Die Kläger beantragen,

den Bescheid vom 17. August 2018 in der Fassung des Widerspruchsbescheides vom 22. März 2019 abzuändern und den Beklagten zu verurteilen, den Klägern zu 1) und 2), jeweils für den Zeitraum vom 1. Dezember 2017 bis 26. Dezember 2017, Asylbewerberleistungen auf der Grundlage eines persönlichen Bedarfs von monatlich jeweils 322,00 €, den Klägern zu 3) bis 6) für den Zeitraum vom 1. Dezember 2017 bis 26. Dezember 2017 auf der Grundlage eines monatlichen persönlichen Bedarfs in Höhe von jeweils 245,00 € und der Klägerin zu 7) für den Zeitraum vom 1. Dezember 2017 bis 26. Dezember 2017 auf der Grundlage eines monatlichen persönlichen Bedarfs in Höhe von 217,00 € zu gewähren.

Der Beklagte beantragt,

die Klage abzuweisen.

Der Beklagte hält an den angefochtenen Bescheiden u.a. unter Verweis auf die o.a. Urteilsbesprechung und den insoweit ebenso in Bezug genommenen Beschluss des Sozialgerichts Hamburg fest. Dass der Gesetzgeber gerade bei der von Verfassungs wegen zwingend erforderlichen verfahrensrechtlichen Ausgestaltung des Grundrechts auf Gewährleistung eines menschenwürdigen Existenzminimums eine für die jährliche Fortschreibung der Geldbeträge unnötige Regelung über die Bekanntgabe der im jeweiligen Jahr maßgebenden Leistungsgesetze treffe, könne nicht ernsthaft vertreten werden. Stattdessen sei davon auszugehen, dass der Gesetzgeber die förmliche Bekanntmachung der vom BMAS vorzuschreibenden Leistungssätze im BGBl als unverzichtbare Voraussetzung für deren Gültigkeit und rechtliche Allgemeinverbindlichkeit ansehe. Insoweit richte sich die von den Klägern in Bezug genommene Verpflichtung allein gegen das BMAS selbst. Zwar habe es das BMAS entgegen dieser gesetzlichen Verpflichtung bisher unterlassen, die Leistungen nach dem AsylbLG seit dem 1. Januar 2017 entsprechend anzupassen, weil der Bundesrat dem im Herbst 2016 vom Deutschen Bundestag verabschiedeten Dritten Gesetz zur Änderung des AsylbLG vom 16. Januar 2016, mit dem die Höhe der Geldbeträge für die Zeit ab 1. Januar 2017 hätte neu festgesetzt werden sollen, nicht zugestimmt habe. Insofern habe mit dem Sozialgericht Hamburg in Ermangelung einer gesetzlichen Neufestsetzung aus rechtlichen Gründen für die Zeit ab dem 1. Januar 2017 eine Fortschreibung nach § 3 Abs. 4 AsylbLG nicht erfolgen können. Im Hinblick auf das vom Gesetzgeber in § 3 Abs. 4 AsylbLG so ausgestaltete Verfahren der Fortschreibung seien die Gerichte mit dem Sozialgericht Hamburg insoweit weder berechtigt, die Geldbeträge nach dem AsylbLG der Höhe nach selbst zu bestimmen noch die zuständige Behörde zu deren Anwendung zu verpflichten. Dies sei allein Aufgabe des BMAS im Rahmen seiner ihm durch § 3 Abs. 4 AsylbLG zugeschriebenen legislativen Kompetenz und nicht Aufgabe der mit der Durchführung des AsylbLG betrauten Behörden oder der zuständigen Sozialgerichte.

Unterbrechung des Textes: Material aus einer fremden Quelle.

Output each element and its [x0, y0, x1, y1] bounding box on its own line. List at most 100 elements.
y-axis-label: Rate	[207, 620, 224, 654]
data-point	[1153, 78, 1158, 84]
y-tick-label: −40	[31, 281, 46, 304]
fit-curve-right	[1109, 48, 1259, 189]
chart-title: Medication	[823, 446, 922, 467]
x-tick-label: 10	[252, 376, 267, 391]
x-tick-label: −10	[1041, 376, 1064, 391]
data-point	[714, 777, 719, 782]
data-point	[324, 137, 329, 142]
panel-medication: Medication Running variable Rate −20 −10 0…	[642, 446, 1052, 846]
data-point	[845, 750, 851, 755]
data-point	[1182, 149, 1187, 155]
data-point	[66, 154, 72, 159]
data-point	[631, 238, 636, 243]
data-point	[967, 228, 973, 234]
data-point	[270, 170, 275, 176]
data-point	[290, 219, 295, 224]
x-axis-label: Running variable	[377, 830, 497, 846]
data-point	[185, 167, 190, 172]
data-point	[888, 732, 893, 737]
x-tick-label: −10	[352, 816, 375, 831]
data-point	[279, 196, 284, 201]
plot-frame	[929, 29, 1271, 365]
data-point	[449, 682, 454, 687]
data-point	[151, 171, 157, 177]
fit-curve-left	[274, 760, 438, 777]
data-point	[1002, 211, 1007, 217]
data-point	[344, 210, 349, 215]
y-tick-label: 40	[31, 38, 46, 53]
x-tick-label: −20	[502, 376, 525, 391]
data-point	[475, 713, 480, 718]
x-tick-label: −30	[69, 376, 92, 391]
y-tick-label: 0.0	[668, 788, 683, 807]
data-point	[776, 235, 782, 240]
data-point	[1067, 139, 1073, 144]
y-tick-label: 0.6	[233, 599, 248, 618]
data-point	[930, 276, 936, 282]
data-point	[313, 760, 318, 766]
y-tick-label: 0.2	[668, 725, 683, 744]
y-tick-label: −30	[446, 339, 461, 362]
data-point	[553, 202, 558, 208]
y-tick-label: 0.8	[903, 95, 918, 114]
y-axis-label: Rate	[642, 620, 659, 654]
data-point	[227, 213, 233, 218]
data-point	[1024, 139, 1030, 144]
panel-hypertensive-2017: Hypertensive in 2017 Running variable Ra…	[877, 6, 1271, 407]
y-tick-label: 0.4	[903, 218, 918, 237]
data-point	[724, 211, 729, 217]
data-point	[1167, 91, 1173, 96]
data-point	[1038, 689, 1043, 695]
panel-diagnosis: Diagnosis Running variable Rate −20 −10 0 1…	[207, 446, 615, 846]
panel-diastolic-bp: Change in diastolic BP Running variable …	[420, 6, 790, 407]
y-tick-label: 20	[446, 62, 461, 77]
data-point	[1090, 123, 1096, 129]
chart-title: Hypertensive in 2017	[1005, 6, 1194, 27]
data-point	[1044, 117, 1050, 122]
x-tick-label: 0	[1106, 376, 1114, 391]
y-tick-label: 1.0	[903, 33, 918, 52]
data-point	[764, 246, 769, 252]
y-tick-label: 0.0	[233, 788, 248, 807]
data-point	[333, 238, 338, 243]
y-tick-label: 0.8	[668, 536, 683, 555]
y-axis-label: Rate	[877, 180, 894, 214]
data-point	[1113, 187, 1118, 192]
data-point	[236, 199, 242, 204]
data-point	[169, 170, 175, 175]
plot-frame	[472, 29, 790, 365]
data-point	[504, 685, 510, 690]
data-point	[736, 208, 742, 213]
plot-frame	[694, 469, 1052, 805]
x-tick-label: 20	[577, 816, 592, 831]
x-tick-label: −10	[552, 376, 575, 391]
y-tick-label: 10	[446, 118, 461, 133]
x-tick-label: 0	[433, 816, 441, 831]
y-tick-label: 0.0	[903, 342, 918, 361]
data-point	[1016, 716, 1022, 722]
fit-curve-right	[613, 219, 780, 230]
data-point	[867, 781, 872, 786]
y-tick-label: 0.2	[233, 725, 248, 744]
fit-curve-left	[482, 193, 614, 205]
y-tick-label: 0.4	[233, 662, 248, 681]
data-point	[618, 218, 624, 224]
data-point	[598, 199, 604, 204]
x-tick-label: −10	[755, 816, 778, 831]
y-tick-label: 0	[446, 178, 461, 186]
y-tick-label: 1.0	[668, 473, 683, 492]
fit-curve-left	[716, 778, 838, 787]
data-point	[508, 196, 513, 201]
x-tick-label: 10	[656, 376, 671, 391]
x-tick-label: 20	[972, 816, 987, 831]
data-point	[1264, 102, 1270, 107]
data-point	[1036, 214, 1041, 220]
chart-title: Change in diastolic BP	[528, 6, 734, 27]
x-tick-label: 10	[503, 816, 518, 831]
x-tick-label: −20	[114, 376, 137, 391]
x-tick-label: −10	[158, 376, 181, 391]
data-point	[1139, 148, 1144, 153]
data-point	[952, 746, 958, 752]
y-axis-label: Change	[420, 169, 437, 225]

Wegen der weiteren Einzelheiten, insbesondere wegen des jeweiligen weiteren Vorbringens der Beteiligten wird Bezug genommen auf den Inhalt der Gerichtsakte insgesamt; ebenso wird Bezug genommen auf die beigezogenen Verwaltungsvorgänge des Beklagten, deren wesentlicher, den vorliegenden Rechtsstreit betroffener Inhalt gleichfalls Gegenstand der mündlichen Verhandlung war.

ENTSCHEIDUNGSGRÜNDE

Die Klage ist zulässig. Sie ist insbesondere form- und fristgerecht vor dem zuständigen Gericht erhoben worden (§§ 87, 90 Sozialgerichtsgesetz – SGG).

Die Klage ist auch begründet.
Die angefochtenen Bescheide sind rechtswidrig, soweit den Klägern mit diesen im streitigen Zeitraum Leistungen nach § 3 AsylbLG ohne die von ihnen geltend gemachte Fortschreibung/Leistungsanpassung nach Abs. 4 Satz 1 und 2 bewilligt worden sind. Insoweit sind den Klägern jeweils für den hier allein streitigen Leistungszeitraum vom 1. Dezember bis 26. Dezember 2017 unter Anrechnung der bereits erbrachten Leistungen, Leistungen nach § 3 AsylbLG zu gewähren, den Klägern zu 1) und 2) auf der Grundlage eines – sich aus notwendigem persönlichen Bedarf nach § 3 Abs. 1 AsylbLG und notwendigem Bedarf nach § 3 Abs. 2 AsylbLG zusammensetzenden – persönlichen monatlichen Bedarfs von jeweils 322,00 € statt von bisher allein 318,00 €, den Klägern zu 3) bis 6) auf der Grundlage eines im vorgenannten Sinne persönlichen Bedarfs von monatlich jeweils 245,00 € statt von bisher allein 242,00 € und der Klägerin zu 7) auf der Grundlage eines in diesem Sinne persönlichen Bedarfs von 217,00 € statt von bisher allein 214,00 €. Dies auf der Grundlage des die Kammer insgesamt überzeugenden, rechtlich durchgreifenden Vorbringens der Kläger, dem die Kammer nicht zuletzt mit der bereits von den Klägern zitierten weiteren sozialgerichtlichen Rechtsprechung auch nach eigener Überprüfung und Überzeugung insgesamt folgt.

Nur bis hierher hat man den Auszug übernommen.